Poi è il momento della stagione in corso e Moggi lancia una frecciata a Garcia: “lo caccerei, secondo me e’ il dramma della Roma. Perche’? Con l’Atalanta sembrava fosse una partita tra scapoli e ammogliati, gli ammogliati erano quelli della Roma. Chi vince il campionato? Credo che l’Inter abbia veramente delle possibilita’, sempre tenendo conto che la Roma tenga Garcia”. Moggi si presta un gioco, definendo con un aggettivo gli allenatori: “Sarri? Eccellente.

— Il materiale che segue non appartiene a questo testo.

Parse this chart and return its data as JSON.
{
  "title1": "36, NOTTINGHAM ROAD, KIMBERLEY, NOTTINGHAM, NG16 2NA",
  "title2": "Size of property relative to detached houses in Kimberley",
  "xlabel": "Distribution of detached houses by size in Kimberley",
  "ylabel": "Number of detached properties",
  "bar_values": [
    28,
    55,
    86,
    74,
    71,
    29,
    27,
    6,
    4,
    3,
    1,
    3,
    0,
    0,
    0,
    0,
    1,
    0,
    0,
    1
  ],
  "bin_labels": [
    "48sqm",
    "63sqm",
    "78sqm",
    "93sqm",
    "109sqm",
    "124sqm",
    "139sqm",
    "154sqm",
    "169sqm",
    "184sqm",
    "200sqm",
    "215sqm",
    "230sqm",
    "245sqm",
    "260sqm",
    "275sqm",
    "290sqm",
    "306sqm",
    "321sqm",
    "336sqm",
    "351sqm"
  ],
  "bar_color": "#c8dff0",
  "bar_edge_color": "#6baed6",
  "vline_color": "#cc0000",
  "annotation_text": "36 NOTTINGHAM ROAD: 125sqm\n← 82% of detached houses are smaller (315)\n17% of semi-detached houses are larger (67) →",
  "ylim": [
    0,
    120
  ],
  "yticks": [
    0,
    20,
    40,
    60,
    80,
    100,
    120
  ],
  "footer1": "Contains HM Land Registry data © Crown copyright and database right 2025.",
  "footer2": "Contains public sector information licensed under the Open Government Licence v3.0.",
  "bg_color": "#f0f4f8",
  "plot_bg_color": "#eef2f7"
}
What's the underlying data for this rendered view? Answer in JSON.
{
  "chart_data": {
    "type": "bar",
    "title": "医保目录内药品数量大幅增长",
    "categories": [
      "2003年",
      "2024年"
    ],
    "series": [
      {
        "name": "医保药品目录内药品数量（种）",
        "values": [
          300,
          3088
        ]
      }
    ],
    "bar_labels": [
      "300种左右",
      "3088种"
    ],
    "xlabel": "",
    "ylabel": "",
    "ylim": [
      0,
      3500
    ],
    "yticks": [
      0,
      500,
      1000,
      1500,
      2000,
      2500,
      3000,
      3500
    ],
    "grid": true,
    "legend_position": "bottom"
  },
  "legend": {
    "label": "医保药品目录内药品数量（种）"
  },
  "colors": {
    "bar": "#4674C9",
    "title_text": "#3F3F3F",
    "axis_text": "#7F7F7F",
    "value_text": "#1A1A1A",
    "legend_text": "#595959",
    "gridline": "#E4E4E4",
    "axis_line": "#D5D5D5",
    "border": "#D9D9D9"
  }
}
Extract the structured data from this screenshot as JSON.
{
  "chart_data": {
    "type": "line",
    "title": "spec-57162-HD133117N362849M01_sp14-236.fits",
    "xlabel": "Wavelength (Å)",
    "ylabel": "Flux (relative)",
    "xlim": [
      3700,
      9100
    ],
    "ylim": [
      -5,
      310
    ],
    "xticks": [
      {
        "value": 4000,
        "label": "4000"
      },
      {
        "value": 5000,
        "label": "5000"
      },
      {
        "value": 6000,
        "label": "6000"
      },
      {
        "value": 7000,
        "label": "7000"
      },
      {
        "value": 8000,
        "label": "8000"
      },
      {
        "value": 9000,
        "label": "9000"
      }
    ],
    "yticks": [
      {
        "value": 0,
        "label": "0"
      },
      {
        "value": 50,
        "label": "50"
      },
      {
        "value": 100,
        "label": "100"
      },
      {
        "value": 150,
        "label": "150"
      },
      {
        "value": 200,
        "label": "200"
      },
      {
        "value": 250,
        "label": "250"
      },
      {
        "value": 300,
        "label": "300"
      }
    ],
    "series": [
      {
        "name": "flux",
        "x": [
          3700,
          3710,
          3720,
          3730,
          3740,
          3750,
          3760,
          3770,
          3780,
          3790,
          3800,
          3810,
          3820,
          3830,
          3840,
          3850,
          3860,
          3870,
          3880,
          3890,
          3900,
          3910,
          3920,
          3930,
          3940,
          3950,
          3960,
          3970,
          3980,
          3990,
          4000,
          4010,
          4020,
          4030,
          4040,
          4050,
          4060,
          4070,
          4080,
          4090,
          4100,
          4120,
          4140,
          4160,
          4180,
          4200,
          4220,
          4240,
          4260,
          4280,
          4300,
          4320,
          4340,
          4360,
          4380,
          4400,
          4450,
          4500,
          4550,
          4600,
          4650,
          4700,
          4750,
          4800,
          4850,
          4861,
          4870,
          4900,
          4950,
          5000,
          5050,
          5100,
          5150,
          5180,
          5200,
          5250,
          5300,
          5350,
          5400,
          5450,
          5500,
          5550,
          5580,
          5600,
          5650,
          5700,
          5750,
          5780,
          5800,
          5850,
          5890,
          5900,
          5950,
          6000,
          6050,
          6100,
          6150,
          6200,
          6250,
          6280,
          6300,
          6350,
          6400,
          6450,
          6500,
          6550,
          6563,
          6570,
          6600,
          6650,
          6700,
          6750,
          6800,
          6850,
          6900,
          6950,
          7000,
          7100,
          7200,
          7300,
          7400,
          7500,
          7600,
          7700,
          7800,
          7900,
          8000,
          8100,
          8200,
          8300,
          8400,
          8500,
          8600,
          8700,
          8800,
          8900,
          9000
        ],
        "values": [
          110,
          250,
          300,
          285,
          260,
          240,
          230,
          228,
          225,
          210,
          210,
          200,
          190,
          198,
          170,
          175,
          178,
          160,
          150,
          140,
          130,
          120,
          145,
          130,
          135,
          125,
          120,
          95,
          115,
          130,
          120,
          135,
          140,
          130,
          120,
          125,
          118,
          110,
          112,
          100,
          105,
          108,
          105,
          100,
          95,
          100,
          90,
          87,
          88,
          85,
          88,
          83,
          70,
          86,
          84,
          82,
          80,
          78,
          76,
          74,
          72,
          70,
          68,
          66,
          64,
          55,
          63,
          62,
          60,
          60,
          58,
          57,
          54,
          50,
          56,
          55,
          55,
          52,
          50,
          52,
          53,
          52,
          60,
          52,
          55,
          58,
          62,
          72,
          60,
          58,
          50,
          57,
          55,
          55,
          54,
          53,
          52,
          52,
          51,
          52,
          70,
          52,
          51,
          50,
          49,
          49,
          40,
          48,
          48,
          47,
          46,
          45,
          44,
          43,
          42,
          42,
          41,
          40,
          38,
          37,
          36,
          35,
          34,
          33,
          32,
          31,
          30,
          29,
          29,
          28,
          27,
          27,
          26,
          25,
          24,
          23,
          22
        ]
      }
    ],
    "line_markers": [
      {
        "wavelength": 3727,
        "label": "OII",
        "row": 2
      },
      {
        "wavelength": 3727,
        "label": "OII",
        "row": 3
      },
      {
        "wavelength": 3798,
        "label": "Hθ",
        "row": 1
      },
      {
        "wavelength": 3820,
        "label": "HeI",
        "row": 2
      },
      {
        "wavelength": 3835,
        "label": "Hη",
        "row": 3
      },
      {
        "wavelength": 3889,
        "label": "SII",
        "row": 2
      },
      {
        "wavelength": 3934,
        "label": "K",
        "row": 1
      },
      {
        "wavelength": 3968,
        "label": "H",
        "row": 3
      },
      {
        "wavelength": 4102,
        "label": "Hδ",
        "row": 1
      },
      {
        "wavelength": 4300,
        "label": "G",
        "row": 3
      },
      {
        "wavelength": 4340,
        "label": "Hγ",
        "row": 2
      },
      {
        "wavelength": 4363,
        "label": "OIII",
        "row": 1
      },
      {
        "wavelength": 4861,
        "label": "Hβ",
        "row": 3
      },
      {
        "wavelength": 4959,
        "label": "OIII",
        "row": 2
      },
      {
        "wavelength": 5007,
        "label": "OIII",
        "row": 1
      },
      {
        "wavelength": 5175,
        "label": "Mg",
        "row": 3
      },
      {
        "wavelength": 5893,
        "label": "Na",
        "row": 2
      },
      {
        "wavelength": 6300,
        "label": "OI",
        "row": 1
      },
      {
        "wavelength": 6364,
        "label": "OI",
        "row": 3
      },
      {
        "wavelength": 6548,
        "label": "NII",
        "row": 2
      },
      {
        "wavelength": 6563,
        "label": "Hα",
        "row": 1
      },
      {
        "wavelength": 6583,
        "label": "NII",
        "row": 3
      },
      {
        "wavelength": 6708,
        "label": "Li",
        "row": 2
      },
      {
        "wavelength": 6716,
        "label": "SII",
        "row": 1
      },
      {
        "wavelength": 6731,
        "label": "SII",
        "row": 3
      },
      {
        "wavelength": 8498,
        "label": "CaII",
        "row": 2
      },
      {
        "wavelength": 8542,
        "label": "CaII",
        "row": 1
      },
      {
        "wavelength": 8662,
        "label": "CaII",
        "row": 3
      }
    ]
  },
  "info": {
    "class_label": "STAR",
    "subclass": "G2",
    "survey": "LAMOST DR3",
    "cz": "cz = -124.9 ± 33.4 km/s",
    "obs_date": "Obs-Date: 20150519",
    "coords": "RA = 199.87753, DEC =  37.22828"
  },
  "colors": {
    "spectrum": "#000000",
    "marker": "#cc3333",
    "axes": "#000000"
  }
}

Allegri? Eccezionale. Mihajlovic? Sicuramente bravo. Perche’ il Milan, come squadra, non e’ fatta bene. Garcia? Mediocre. Conte? Se riesce a fare nella Nazionale quello che ha fatto con la Juve, e’ un fenomeno. Zeman? Bravissimo. E non sono ironico, sto apprezzando quello che sta facendo in Svizzera”.

Esiste la sudditanza psicologia degli arbitri verso le grandi? “Gli arbitri hanno una testa particolare, quella di diventare internazionali. Per diventare internazionali bisogna fare le migliori squadre. Per fare le migliori squadre bisogna essere accettati”. Infine sul Milan: “Galliani da li’ non si muove”.